We quantified DUOX protein levels with Western blotting (Fig. 3a, b). Consistent with DUOX2 mRNA levels, twofold higher DUOX protein level was present in Hp− gastric mucosa than Hp+ samples. After confirming the Ab specificity by IHC of thyroid tissues (data not shown), this antibody was used to compare DUOX2 protein levels in the gastric mucosa among the Hp+ subgroups and Hp− group by IHC. A stronger DUOX staining was detected in Hp− patients especially at the apical surface, although it is also present in the cytoplasm of the epithelial cells (Fig. 3c). Consistent with DUOX2 mRNA levels, mucosa of CagA+ or VacA+ group had weaker DUOX2 staining than the CagA−/VacA− and Hp- groups (Table 4). Also, the CagA−/VacA− group had similar DUOX2 staining intensity as the Hp− group.
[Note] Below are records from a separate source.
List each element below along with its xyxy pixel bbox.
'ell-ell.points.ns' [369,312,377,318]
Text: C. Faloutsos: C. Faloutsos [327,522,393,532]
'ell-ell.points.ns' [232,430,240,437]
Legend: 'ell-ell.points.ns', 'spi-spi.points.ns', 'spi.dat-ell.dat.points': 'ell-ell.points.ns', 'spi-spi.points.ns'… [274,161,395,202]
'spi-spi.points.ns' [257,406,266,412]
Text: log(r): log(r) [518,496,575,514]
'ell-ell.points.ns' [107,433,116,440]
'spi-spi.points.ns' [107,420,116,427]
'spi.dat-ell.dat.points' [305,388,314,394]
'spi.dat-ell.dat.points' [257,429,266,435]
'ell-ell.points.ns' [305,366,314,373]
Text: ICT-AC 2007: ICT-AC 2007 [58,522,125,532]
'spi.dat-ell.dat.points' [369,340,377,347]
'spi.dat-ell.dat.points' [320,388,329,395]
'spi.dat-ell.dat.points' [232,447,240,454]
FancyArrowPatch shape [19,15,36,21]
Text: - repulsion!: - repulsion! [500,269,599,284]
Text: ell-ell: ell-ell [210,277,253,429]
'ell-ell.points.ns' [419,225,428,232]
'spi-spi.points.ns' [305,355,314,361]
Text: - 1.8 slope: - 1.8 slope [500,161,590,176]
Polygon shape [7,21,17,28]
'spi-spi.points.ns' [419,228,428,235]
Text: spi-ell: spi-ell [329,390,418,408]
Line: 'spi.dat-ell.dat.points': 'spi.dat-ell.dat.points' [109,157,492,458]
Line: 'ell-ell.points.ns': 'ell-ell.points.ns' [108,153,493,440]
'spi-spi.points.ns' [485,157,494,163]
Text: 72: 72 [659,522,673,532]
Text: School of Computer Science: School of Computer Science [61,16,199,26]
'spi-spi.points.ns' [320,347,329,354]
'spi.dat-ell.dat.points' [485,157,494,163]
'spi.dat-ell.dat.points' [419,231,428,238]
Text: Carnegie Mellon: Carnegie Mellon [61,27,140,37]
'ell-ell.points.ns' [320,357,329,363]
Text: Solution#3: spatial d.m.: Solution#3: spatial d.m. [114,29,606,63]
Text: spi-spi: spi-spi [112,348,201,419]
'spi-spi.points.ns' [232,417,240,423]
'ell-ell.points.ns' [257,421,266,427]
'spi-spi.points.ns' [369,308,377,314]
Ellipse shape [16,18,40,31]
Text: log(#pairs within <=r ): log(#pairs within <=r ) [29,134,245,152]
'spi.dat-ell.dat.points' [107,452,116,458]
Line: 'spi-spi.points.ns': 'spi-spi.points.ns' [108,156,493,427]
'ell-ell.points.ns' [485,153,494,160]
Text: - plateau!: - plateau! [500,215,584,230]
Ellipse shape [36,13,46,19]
NOX2 IHC was performed on the gastric mucosa of Hp+ and Hp− groups of patients (n = 20 for each group, Fig. 3d). In the Hp+ groups of patients, a stronger NOX2 staining was detected in the infiltrating inflammatory cells compared to that in Hp− gastric mucosa (IHC scores not shown). Similarly to NOX2 IHC pattern, a higher level of MPO+ inflammatory cells is detected in the Hp+ groups than in the Hp− patients (n = 15 for each group, data not shown).